Earlier that summer, she had asked him to come with her and her mother to see the ballet—some local production of whatever ballerinas danced when they weren’t dancing The Nutcracker—and he had excused himself; and a few weeks later she asked him to come to Shanisse’s birthday with her—there’d be a slip-and-slide—and he mentioned deadlines; so when she and her mom went to see a minor league game in August, they hadn’t invited him. Just told him where they’d be. The night before he flew to Rome, he put Daphne to bed and said, “You won’t even know I’m gone.” She pulled the covers to her chin and looked at him with profound disappointment. You know so little about love, the look said.
After their picnic and poohsticks and staking out the bird blind and watching her run sprints, Tom said it was time they found her mother, and a cloud passed over them.

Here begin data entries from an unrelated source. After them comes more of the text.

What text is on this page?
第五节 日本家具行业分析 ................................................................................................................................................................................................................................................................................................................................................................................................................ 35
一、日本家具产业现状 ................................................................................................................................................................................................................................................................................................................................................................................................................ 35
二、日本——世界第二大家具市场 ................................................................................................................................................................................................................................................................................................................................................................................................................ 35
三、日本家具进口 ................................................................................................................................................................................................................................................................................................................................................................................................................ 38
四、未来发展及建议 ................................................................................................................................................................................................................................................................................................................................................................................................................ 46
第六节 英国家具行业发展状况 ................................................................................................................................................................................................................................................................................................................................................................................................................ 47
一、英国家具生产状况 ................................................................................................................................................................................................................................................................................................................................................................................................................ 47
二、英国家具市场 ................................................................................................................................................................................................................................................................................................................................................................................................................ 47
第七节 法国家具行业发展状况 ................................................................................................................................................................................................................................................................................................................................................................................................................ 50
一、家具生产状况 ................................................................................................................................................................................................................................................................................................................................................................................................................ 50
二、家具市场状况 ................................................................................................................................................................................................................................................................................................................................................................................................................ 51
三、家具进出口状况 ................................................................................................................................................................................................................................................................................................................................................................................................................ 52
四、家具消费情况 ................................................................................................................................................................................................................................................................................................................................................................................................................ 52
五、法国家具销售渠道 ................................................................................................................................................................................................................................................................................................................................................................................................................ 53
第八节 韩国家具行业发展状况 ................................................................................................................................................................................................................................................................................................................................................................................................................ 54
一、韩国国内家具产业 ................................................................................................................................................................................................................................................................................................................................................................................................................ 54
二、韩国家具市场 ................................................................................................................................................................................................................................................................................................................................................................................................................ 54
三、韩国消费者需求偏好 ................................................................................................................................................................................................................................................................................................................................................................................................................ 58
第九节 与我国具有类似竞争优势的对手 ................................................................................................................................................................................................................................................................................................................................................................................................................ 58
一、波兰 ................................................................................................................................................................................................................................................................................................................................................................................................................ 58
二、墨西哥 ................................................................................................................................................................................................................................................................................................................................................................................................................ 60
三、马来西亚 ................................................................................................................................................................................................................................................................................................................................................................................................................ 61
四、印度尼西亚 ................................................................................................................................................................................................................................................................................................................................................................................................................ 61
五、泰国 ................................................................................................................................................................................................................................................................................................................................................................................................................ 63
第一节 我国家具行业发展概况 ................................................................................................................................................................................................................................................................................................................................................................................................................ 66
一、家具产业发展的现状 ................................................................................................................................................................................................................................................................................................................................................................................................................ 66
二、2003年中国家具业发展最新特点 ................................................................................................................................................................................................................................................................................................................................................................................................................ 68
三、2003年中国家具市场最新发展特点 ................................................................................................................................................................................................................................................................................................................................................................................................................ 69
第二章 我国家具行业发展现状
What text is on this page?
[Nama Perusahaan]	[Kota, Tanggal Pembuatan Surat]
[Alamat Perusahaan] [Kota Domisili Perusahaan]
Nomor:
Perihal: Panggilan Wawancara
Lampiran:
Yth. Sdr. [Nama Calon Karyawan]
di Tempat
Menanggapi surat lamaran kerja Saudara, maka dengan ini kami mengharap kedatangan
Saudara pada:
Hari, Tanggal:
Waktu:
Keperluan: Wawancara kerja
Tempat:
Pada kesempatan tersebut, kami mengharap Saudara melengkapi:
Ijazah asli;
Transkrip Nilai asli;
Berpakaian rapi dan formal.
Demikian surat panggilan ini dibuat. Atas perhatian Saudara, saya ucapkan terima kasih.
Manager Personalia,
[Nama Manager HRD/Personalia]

The path out of the valley wound through mulberries and southern nettles, beside an old Roman tomb where a woman was buried after being kicked to death by her husband.
“I won’t do it,” she said, referring to marriage.
“But don’t not do it,” he said.
“I’d just rather know everything for certain, is all.”
Out on the Appian Way, they sat on a wall by a church to wait for the bus. A priest walked by, paused, and turned back. A car swished by at a heretical speed, tossing the old man’s skirts. He pulled a cell phone from somewhere in the folds of fabric; the wind carried away most of the conversation. In some far-off kitchen, a lamb was being prepared, and prepared incorrectly. “Madonna!” said the priest. Daphne covered her mouth to hold in her laugh. When the bus came, only she and Tom got on. He hoped someone—or someone’s son—was being sent to pick up the Father.
He took seven milligrams of Aubagio.
The women were staying at a hotel off Piazza Navona—the woman he was considering uncleaving from and the girl made of half of himself. Daphne had asked him to stay over (two beds! chocolate on the pillows!), but her mom said girls’ weekend.